The solubility of water in diethyl ether has been reported to be 1.468 % by mass.' Assuming that 23.0 mL of diethyl ether were allowed to become saturated with water before used and that the 1.2 g magnesium was the limiting reagent, what percentage of the product is expected to be lost due to the water in the solvent if the ether is not anhydrous?

Answer 1

Step-by-step explanation:

As it is given that solubility of water in diethyl ether is 1.468 %. This means that in 100 ml saturated solution water present is 1.468 ml.

Hence, amount of diethyl ether present will be calculated as follows.

(100ml - 1.468 ml)

= 98.532 ml

So, it means that 98.532 ml of diethyl ether can dissolve 1.468 ml of water.
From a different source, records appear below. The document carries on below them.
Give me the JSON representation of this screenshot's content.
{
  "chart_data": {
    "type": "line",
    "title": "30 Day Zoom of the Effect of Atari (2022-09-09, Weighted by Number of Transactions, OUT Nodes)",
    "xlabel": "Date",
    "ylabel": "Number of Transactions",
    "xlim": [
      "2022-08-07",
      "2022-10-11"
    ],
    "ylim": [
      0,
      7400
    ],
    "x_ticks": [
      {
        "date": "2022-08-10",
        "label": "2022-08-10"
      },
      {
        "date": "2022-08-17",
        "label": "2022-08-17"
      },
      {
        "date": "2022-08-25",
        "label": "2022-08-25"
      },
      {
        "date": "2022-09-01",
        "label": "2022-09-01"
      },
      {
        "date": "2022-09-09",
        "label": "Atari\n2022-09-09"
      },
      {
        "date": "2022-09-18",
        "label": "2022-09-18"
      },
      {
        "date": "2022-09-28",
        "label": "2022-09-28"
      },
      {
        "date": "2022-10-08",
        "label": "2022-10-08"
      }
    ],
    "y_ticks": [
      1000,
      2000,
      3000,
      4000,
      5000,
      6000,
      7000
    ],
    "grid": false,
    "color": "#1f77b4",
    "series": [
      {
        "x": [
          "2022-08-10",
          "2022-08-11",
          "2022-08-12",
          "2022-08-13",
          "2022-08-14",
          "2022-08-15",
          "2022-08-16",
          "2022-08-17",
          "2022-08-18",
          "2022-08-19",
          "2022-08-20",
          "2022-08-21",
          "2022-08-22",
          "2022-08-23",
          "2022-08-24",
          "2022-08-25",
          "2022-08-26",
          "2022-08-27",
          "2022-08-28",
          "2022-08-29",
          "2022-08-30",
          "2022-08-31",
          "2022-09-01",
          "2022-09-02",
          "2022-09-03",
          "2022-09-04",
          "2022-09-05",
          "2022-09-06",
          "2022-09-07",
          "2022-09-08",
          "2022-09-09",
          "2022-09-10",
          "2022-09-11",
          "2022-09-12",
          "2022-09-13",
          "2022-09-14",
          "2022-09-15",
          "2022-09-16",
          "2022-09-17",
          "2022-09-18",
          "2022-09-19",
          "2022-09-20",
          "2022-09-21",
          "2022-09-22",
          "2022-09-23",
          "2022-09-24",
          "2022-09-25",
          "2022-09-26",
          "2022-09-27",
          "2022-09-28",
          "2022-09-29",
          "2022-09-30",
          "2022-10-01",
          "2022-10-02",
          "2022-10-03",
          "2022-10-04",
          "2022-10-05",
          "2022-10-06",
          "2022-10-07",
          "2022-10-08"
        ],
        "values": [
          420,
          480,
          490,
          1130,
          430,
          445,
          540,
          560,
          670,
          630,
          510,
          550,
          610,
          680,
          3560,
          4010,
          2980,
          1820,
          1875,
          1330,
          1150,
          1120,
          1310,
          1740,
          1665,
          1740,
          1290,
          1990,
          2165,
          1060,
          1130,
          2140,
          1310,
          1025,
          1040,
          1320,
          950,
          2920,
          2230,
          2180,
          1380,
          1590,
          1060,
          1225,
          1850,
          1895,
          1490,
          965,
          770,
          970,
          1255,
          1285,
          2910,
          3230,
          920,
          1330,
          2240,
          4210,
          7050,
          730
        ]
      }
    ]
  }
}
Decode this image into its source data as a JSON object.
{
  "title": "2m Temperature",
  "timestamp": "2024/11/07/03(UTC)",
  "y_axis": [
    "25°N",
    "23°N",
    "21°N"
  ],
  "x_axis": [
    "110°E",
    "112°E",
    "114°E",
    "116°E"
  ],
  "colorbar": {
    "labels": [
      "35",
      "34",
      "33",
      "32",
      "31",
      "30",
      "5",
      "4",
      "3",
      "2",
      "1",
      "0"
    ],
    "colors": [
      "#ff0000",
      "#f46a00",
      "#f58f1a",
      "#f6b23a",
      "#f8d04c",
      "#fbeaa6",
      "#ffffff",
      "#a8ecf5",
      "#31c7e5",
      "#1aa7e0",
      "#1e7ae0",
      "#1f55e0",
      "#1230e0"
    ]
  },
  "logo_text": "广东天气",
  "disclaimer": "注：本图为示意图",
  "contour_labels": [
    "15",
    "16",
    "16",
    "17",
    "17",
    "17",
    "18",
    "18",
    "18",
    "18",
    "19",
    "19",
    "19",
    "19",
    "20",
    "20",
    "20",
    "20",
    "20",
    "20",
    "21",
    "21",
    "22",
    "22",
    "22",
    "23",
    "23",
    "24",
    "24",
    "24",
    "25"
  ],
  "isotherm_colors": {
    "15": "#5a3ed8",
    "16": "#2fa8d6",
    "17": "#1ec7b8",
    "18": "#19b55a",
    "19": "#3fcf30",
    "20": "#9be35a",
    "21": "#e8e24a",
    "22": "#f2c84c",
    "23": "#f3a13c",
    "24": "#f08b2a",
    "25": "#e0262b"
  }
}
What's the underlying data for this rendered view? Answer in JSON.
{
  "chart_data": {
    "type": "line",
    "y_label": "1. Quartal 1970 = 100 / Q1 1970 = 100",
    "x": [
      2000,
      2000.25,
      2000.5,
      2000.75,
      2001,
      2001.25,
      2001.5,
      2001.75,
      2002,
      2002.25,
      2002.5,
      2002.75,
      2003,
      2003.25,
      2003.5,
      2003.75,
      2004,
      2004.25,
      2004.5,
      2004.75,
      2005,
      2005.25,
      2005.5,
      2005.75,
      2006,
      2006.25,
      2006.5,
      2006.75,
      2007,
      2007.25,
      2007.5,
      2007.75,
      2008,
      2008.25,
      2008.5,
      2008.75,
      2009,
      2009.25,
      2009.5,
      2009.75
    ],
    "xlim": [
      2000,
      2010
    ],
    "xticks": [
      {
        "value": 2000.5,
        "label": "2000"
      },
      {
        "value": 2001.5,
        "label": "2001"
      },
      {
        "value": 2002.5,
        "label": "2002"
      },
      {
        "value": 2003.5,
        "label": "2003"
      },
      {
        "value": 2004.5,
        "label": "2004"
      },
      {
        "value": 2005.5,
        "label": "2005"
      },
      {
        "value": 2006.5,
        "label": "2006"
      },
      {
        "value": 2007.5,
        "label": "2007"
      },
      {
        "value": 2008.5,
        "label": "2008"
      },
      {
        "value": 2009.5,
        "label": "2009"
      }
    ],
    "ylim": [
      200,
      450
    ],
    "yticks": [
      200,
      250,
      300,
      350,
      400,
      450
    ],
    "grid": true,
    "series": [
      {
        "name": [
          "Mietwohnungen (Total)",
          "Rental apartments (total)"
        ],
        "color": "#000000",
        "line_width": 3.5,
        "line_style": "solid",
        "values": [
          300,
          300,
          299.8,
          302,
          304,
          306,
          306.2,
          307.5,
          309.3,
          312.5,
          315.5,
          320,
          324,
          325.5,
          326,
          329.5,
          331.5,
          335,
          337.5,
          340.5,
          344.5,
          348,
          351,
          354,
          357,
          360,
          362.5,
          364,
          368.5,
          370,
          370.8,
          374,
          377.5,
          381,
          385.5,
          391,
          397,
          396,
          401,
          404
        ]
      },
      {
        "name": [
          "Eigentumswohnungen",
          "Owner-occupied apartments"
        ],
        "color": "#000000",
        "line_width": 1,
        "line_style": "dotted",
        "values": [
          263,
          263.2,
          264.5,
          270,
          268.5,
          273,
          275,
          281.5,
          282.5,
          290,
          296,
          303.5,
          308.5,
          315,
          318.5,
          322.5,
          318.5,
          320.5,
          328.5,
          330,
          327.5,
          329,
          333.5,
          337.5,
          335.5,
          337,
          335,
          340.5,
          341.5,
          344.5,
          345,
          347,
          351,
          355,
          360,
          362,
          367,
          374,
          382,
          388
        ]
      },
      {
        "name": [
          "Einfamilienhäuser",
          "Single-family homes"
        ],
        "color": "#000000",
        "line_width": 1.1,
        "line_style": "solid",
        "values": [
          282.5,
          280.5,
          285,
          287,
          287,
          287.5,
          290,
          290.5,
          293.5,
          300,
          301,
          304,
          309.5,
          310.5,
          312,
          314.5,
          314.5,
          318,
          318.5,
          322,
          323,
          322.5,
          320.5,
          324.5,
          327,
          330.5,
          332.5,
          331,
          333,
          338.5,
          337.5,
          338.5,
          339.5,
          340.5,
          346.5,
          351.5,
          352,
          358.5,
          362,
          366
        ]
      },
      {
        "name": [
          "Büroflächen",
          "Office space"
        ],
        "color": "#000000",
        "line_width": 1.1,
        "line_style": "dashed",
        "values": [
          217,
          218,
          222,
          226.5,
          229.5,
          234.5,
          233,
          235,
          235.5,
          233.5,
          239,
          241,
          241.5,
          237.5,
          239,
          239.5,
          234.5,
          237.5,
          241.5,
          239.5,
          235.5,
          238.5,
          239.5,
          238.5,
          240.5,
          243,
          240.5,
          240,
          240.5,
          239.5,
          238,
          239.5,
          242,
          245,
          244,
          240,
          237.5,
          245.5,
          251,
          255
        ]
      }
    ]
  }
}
Hence, 23 ml of diethyl ether can dissolve the amount of water will be calculated as follows.

Amount of water =
`(1.468 ml * 23 ml)/(98.532 ml)`

= 0.3427 ml

Now, when magnesium dissolves in water then the reaction will be as follows.

`Mg + H_(2)O \rightarrow Mg(OH)_(2)`

Molar mass of Mg = 24.305 g

Molar mass of
`H_(2)O` = 18 g

Therefore, amount of magnesium present in 0.3427 ml of water is calculated as follows.

Amount of Mg =
`(24.305 g * 0.3427 ml)/(18 g)`

= 0.462 g